The Art Institute notes on its website that "La Grande Jatte" was initially panned by critics, who used words such as "bedlam," "scandal," and "hilarity."

But it of course has become renowned as Seurat's greatest work.

"With what resembles scientific precision, the artist tackled the issues of color, light, and form. Inspired by research in optical and color theory, he juxtaposed tiny dabs of colors that, through optical blending, form a single and, he believed, more brilliantly luminous hue," the Art Institute says on its website. "To make the experience of the painting even more intense, he surrounded the canvas with a frame of painted dashes and dots, which he, in turn, enclosed with a pure white wood frame, similar to the one with which the painting is exhibited today."

Now, the Art Institute has an opportunity to give the painting a new frame once more.

"The Art Institute has always been stuck with the problem is, how would have Seurat liked to see the painting presented," said Buillemot, who is building the frame.

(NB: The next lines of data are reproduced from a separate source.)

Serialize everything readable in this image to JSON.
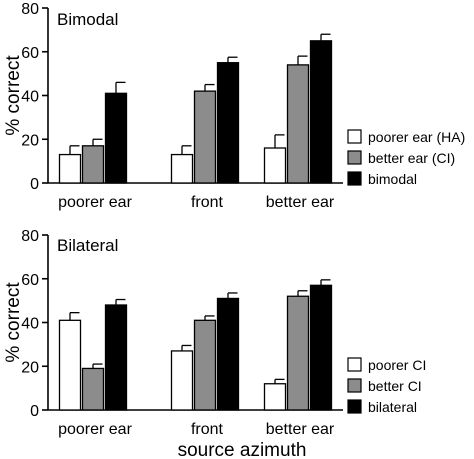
{
  "figure": {
    "xlabel": "source azimuth"
  },
  "chart_data": [
    {
      "type": "bar",
      "title": "Bimodal",
      "xlabel": "",
      "ylabel": "% correct",
      "ylim": [
        0,
        80
      ],
      "yticks": [
        0,
        20,
        40,
        60,
        80
      ],
      "grid": false,
      "legend_position": "right",
      "categories": [
        "poorer ear",
        "front",
        "better ear"
      ],
      "series": [
        {
          "name": "poorer ear (HA)",
          "color": "#ffffff",
          "values": [
            13,
            13,
            16
          ],
          "errors": [
            4,
            4,
            6
          ]
        },
        {
          "name": "better ear (CI)",
          "color": "#8c8c8c",
          "values": [
            17,
            42,
            54
          ],
          "errors": [
            3,
            3,
            4
          ]
        },
        {
          "name": "bimodal",
          "color": "#000000",
          "values": [
            41,
            55,
            65
          ],
          "errors": [
            5,
            2.5,
            3
          ]
        }
      ]
    },
    {
      "type": "bar",
      "title": "Bilateral",
      "xlabel": "",
      "ylabel": "% correct",
      "ylim": [
        0,
        80
      ],
      "yticks": [
        0,
        20,
        40,
        60,
        80
      ],
      "grid": false,
      "legend_position": "right",
      "categories": [
        "poorer ear",
        "front",
        "better ear"
      ],
      "series": [
        {
          "name": "poorer CI",
          "color": "#ffffff",
          "values": [
            41,
            27,
            12
          ],
          "errors": [
            3.5,
            2.5,
            2
          ]
        },
        {
          "name": "better CI",
          "color": "#8c8c8c",
          "values": [
            19,
            41,
            52
          ],
          "errors": [
            2,
            2,
            2.5
          ]
        },
        {
          "name": "bilateral",
          "color": "#000000",
          "values": [
            48,
            51,
            57
          ],
          "errors": [
            2.5,
            2.5,
            2.5
          ]
        }
      ]
    }
  ]
}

The new frame, Groom said, "will be a much closer frame to what the artist would have put on it."

"With Seurat, what's so humbling is that it's all on his terms, and that anything you do is going to affect the painting," Buillemot said. "Hopefully, we're just going to have something that will live peacefully on the side – not get in the way of the painting – and just let you enjoy what's inside the frame."

"La Grande Jatte" was purchased by art collector and Art Institute trustee Frederic Clay Bartlett in 1924 – more than 30 years after Seurat's death – and placed it on loan to the museum. It has left the museum exactly once in the 98 years since for a 1958 appearance at the Museum of Modern Art in New York – where it escaped damage when a fire broke out at that museum.

As CBS 2's Charlie DeMar reported, the painting was created 150 years ago but still holds a place in pop culture. "La Grande Jatte" also, of course, was the inspiration for the 1984 Broadway musical "Sunday in the Park with George" by Stephen Sondheim and James Lapine. It was also featured in the popular film Ferris Bueller's day off.

"La Grande Jatte" will return to display next Thursday. If you want to go and see it, note that the Art Institute has strict COVID rules in place.

You need proof of vaccination, non-members need to buy tickets in advance, and everyone must wear a mask.